COLUMBUS, Ohio -- Lawyers fighting over whether relatives should have a legal right to the organs of an autopsied family member traded jabs after making oral arguments before the Ohio Supreme Court Wednesday, each accusing the other side of defending a position that would yield lucrative payouts.
The case has drawn international attention for its ramifications to coroners, crime investigators, paramedics, doctors, funeral directors and followers of religions that espouse the importance of burying the whole body.
At issue is whether the parents of Christopher Albrecht had a right, or "protected interest," under Ohio law to their son's brain, which was removed during an autopsy following his death and never returned. If they did, their attorneys argue that the due process they are guaranteed under the U.S. Constitution was violated.
Mark Landes, an attorney representing coroners in 87 of Ohio's 88 counties that are fighting the claim, suggested that victory in the Albrecht case would allow attorneys for the parents to bring potentially profitable lawsuits across the state.
While the Legislature amended Ohio law in 2006 to allow coroners to keep and destroy organs, attorneys for the Albrecht family are seeking class action status on cases dating from 1991 to 2006.
Landes said the attorneys' argument before the court "was all about ... whether or not lawyers, and people who don't even know that they've been harmed if they have, can get money."

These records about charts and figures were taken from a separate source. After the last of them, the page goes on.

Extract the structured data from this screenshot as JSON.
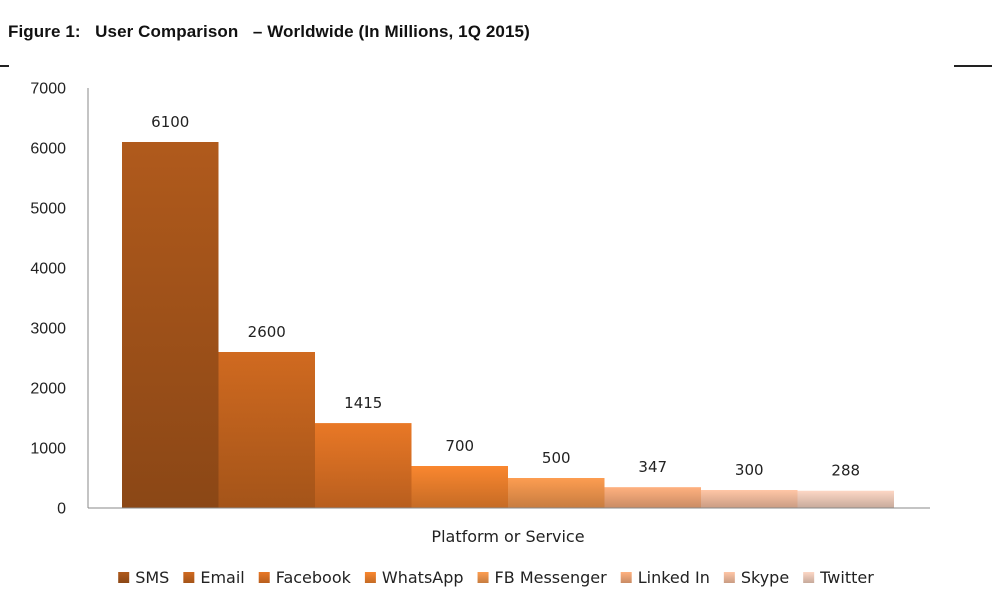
{
  "figure": {
    "title": "Figure 1:   User Comparison   – Worldwide (In Millions, 1Q 2015)"
  },
  "chart_data": {
    "type": "bar",
    "title": "Figure 1:   User Comparison   – Worldwide (In Millions, 1Q 2015)",
    "xlabel": "Platform or Service",
    "ylabel": "",
    "ylim": [
      0,
      7000
    ],
    "yticks": [
      0,
      1000,
      2000,
      3000,
      4000,
      5000,
      6000,
      7000
    ],
    "grid": false,
    "legend_position": "bottom",
    "series": [
      {
        "name": "SMS",
        "value": 6100,
        "color": "#a9571b"
      },
      {
        "name": "Email",
        "value": 2600,
        "color": "#c8661f"
      },
      {
        "name": "Facebook",
        "value": 1415,
        "color": "#e07325"
      },
      {
        "name": "WhatsApp",
        "value": 700,
        "color": "#f0822d"
      },
      {
        "name": "FB Messenger",
        "value": 500,
        "color": "#f3974e"
      },
      {
        "name": "Linked In",
        "value": 347,
        "color": "#f5aa7a"
      },
      {
        "name": "Skype",
        "value": 300,
        "color": "#f6bea0"
      },
      {
        "name": "Twitter",
        "value": 288,
        "color": "#f3cfbd"
      }
    ]
  }
}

He estimated that settlements over the handling of brains, hearts and other forensic specimens that were not returned to families between 1991 and 2006 could cost Ohio counties $90 million. He based the estimate on a settlement by Hamilton County in a similar case, in which the county agreed to pay $6,000 for every brain it had destroyed as medical waste.
Patrick Perotti, one of the lawyers for the family, countered that the government has its own monetary interests in the outcome of the case. He noted that the National Association of Medical Examiners argued in its brief that rights to body parts are significant to medical science.
He suggested that coroners want to use organs and other materials extracted during autopsies for research.
"That's why that national organization is here. They want to open those bodies and take out those parts so that they can use them for their own purposes to do analysis, medical experimentation, maybe scientific experimentation for product development," he said. "That's commercial. You talk about money, that's where money is."